Eduardo Mauricio Ruiz Sáenz fue baleado por un policía vestido de civil mientras participaba en una manifestación pacífica
Policía peruana asesina a manifestante durante protesta pacífica contra el Gobierno y el Congreso
De acuerdo con la Defensoría del Pueblo, Ruiz fue alcanzado
por un disparo de arma de fuego en el tórax, presuntamente efectuado por un
policía vestido de civil perteneciente al Grupo Terna, una unidad de
inteligencia de la PNP que actúa encubierta en operativos urbanos contra
personas que cometen “delitos flagrantes”. Sin embargo, testigos aseguran que
el joven no estaba vinculado a ningún acto violento y que la acción policial fue
completamente injustificada.
El vocero de la Defensoría, Fernando Loza, confirmó el
fallecimiento y señaló que se inició una investigación preliminar para
determinar las circunstancias y las responsabilidades del caso.
La congresista Ruth Luque, integrante del Bloque
Democrático, informó desde el Hospital Arzobispo Loayza que la víctima llegó
sin vida y que al menos 14 personas resultaron heridas, dos de ellas de
gravedad.
En su declaración pública, la parlamentaria precisó que el
cuerpo presentaba una herida de bala en el pecho, información que coincide con
la versión preliminar de los médicos.
El suceso ocurre en medio de un ambiente de creciente
tensión política.
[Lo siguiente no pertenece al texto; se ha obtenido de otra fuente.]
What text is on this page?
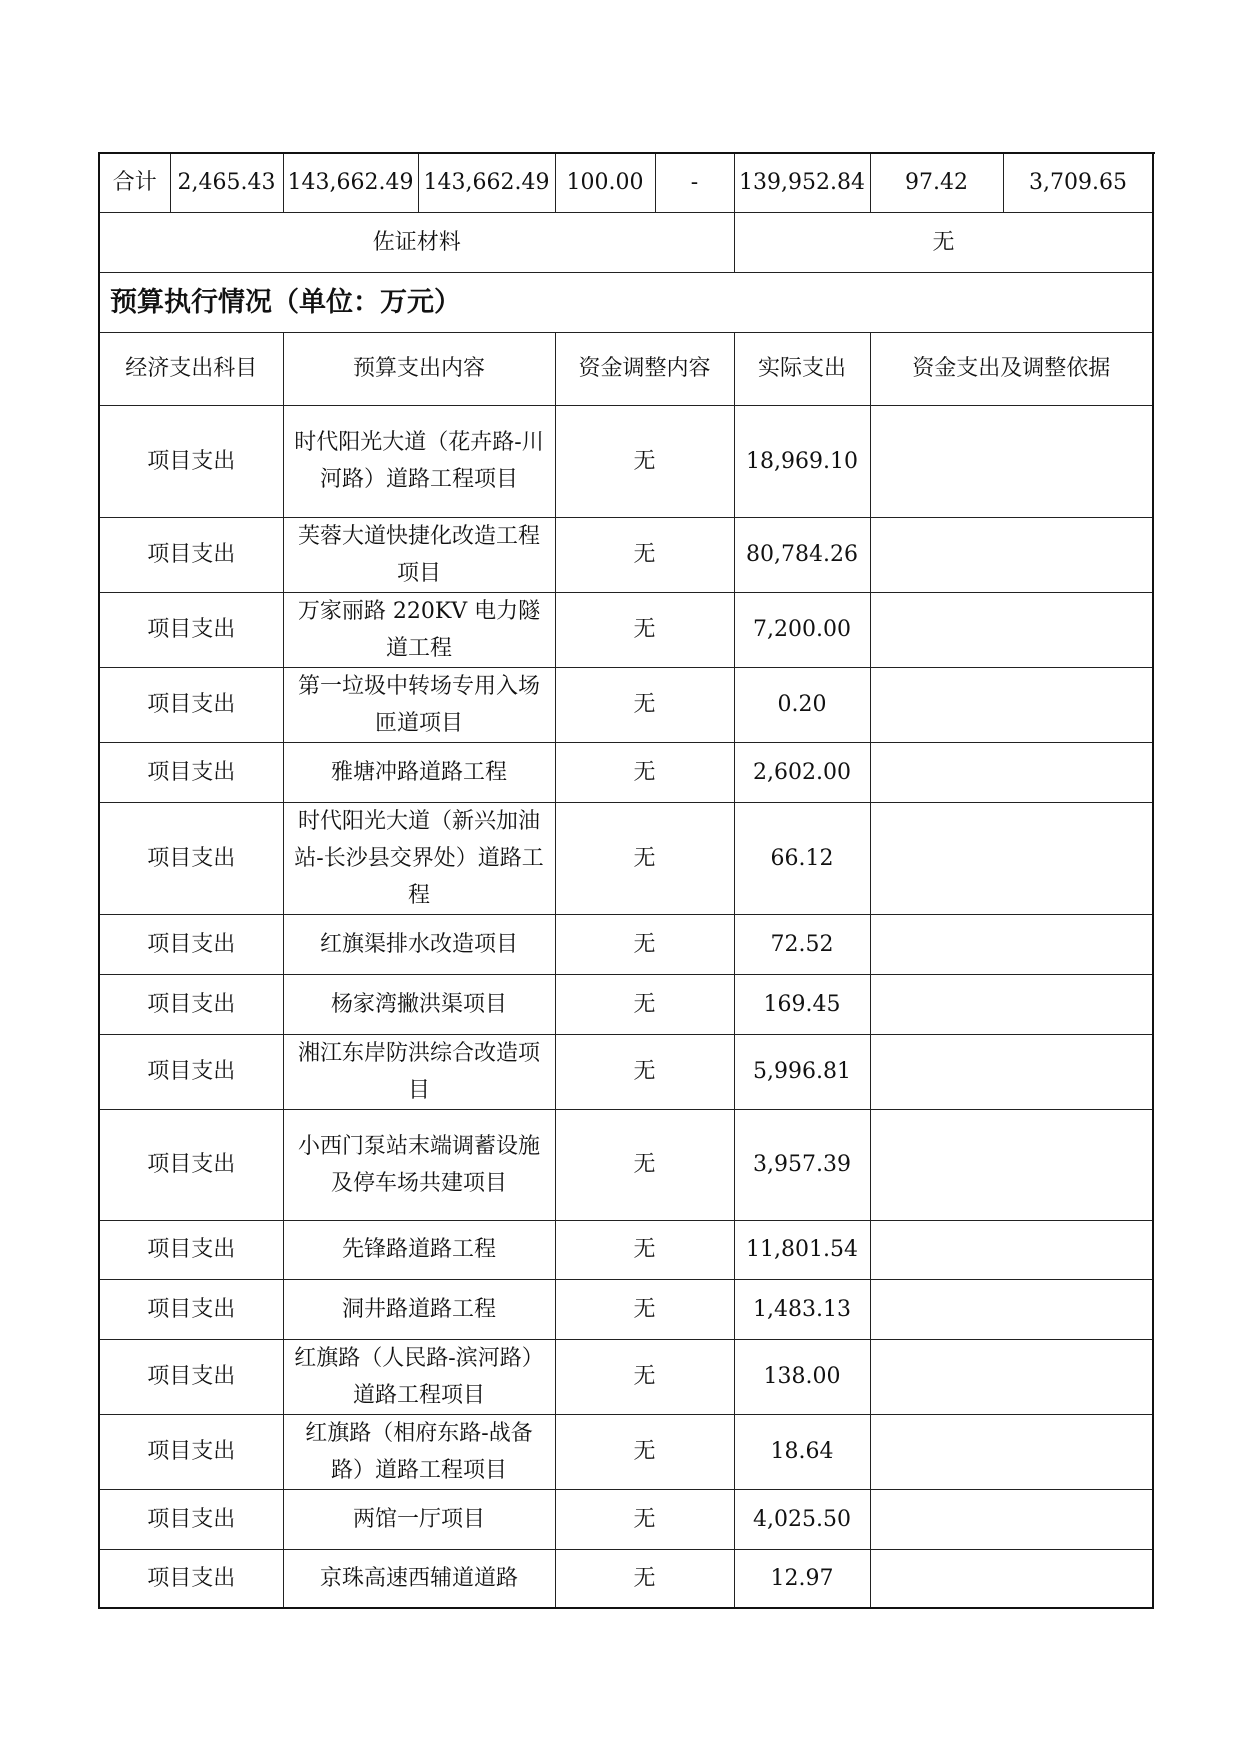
合计	2,465.43	143,662.49	143,662.49	100.00	-	139,952.84	97.42	3,709.65
佐证材料						无		
预算执行情况（单位：万元）								
经济支出科目		预算支出内容		资金调整内容		实际支出	资金支出及调整依据	
项目支出		时代阳光大道（花卉路-川河路）道路工程项目		无		18,969.10		
项目支出		芙蓉大道快捷化改造工程项目		无		80,784.26		
项目支出		万家丽路 220KV 电力隧道工程		无		7,200.00		
项目支出		第一垃圾中转场专用入场匝道项目		无		0.20		
项目支出		雅塘冲路道路工程		无		2,602.00		
项目支出		时代阳光大道（新兴加油站-长沙县交界处）道路工程		无		66.12		
项目支出		红旗渠排水改造项目		无		72.52		
项目支出		杨家湾撇洪渠项目		无		169.45		
项目支出		湘江东岸防洪综合改造项目		无		5,996.81		
项目支出		小西门泵站末端调蓄设施及停车场共建项目		无		3,957.39		
项目支出		先锋路道路工程		无		11,801.54		
项目支出		洞井路道路工程		无		1,483.13		
项目支出		红旗路（人民路-滨河路）道路工程项目		无		138.00		
项目支出		红旗路（相府东路-战备路）道路工程项目		无		18.64		
项目支出		两馆一厅项目		无		4,025.50		
项目支出		京珠高速西辅道道路		无		12.97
El presidente interino José Jerí, quien asumió al frente del
país tras presidir el Congreso, encabeza un Gobierno de derecha que ha sido
señalado por diversos sectores como responsable del endurecimiento de la
represión.
Su ascenso y el de su Gabinete simbolizan el retorno de la
derecha al poder, lo que se refleja en el respaldo del Parlamento a la
actuación policial y en el discurso oficial que busca culpar a la izquierda de
“infiltrar anarquistas y agitadores” para justificar la violencia de las
fuerzas de seguridad.
El ministro del Interior, Vicente Tiburcio, restó
importancia al crimen y declaró que la muerte de Ruiz “no tiene un costo
político”, lo que desató una ola de indignación entre activistas y movimientos
sociales.
Las manifestaciones de este miércoles congregaron a
colectivos civiles, sindicatos, gremios de trabajadores, partidos políticos y
estudiantes universitarios que exigieron la renuncia del Presidente interino y
la disolución del Congreso, instituciones a las que acusan de estar coludidas
en actos de corrupción y de legislar en contra del interés popular.
A la movilización también se sumaron organizaciones feministas, que protestaron por una acusación previa de violación sexual contra Jerí, presentada en 2024 cuando era legislador y archivada por la Fiscalía meses después, supuestamente por falta de pruebas.
Las activistas desplegaron una gran bandera peruana con la
frase “Presidente del Perú José Jerí violador”, en un gesto de denuncia ante la
impunidad y la falta de respuesta del sistema judicial.
Jóvenes entre 18 y 30 años se han convertido en unos de los
principales impulsores de las protestas, articulando marchas y campañas en
redes sociales para exigir justicia y el fin de la represión.